Jonas se dejó caer en un sillón y colgó una pierna sobre uno de los lados.
—¿Qué ha pasado con mi padre? —su mirada fue de Quirke al inspector y de nuevo a Quirke.
—Su padre murió de una herida de bala. Parece que se pegó un tiro —dijo Hackett.
—No lo creo —replicó Jonas con expresión desdeñosa, y se dirigió a Quirke—: Davy Clancy también estaba en el barco. ¿Han hablado con él? Debe de saber lo que pasó.
Apoyado en la mesa, James Delahaye los observaba mientras comía su manzana. Mona Delahaye suspiró y reclinó la cabeza en el sofá con los ojos cerrados. Quirke tuvo la súbita sensación de estar en un escenario, como si cada uno de ellos —los gemelos, la mujer en el sofá, el inspector y él— hubiera sido colocado en esa posición por un director y estuviera esperando a que éste le diera paso.
El inspector Hackett se dirigió a Jonas Delahaye, despatarrado en el sillón.
—¿Tiene alguna sospecha —levantó la vista hacia James—, cualquiera de ustedes tiene alguna sospecha de por qué su padre pudo querer pegarse un tiro?
Jonas se encogió de hombros y movió las comisuras de la boca hacia abajo. Su hermano dio un último bocado a la manzana y, mirando a su madrastra, se rió.
—Supongo que un alma caritativa diría que estaban claramente bajo los efectos traumáticos del shock sufrido —dijo Hackett.

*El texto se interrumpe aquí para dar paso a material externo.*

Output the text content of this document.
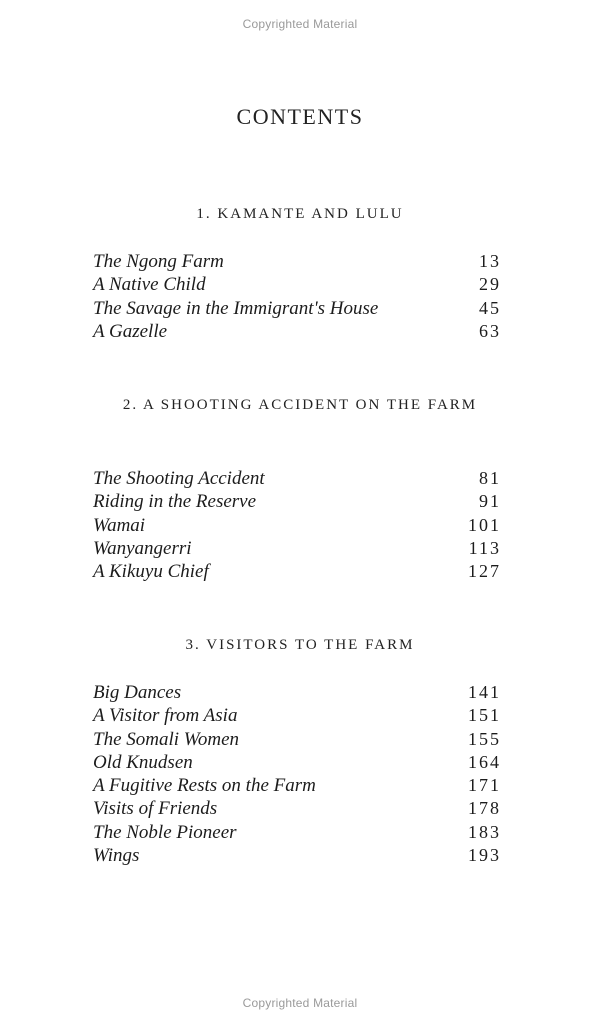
Copyrighted Material
CONTENTS
1. KAMANTE AND LULU
The Ngong Farm	13
A Native Child	29
The Savage in the Immigrant's House	45
A Gazelle	63
2. A SHOOTING ACCIDENT ON THE FARM
The Shooting Accident	81
Riding in the Reserve	91
Wamai	101
Wanyangerri	113
A Kikuyu Chief	127
3. VISITORS TO THE FARM
Big Dances	141
A Visitor from Asia	151
The Somali Women	155
Old Knudsen	164
A Fugitive Rests on the Farm	171
Visits of Friends	178
The Noble Pioneer	183
Wings	193
Copyrighted Material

Quirke y él habían emprendido el camino de vuelta y se dirigían al canal por Northumberland Road. Aún brillaba el sol, pero las sombras vespertinas empezaban a alargarse. La luz crepuscular parecía concentrarse en el follaje de las hayas que se sucedían a intervalos en la acera. La asombrosa reacción de los gemelos Delahaye a la muerte de su padre, su despegada despreocupación era el tema de conversación de los dos hombres.
—No parece que estén destrozados. Y ella tampoco —Hackett miró de reojo a Quirke—. ¿Usted qué piensa?
Quirke permaneció en silencio mientras seguía caminando con la vista fija en la puntera de sus zapatos.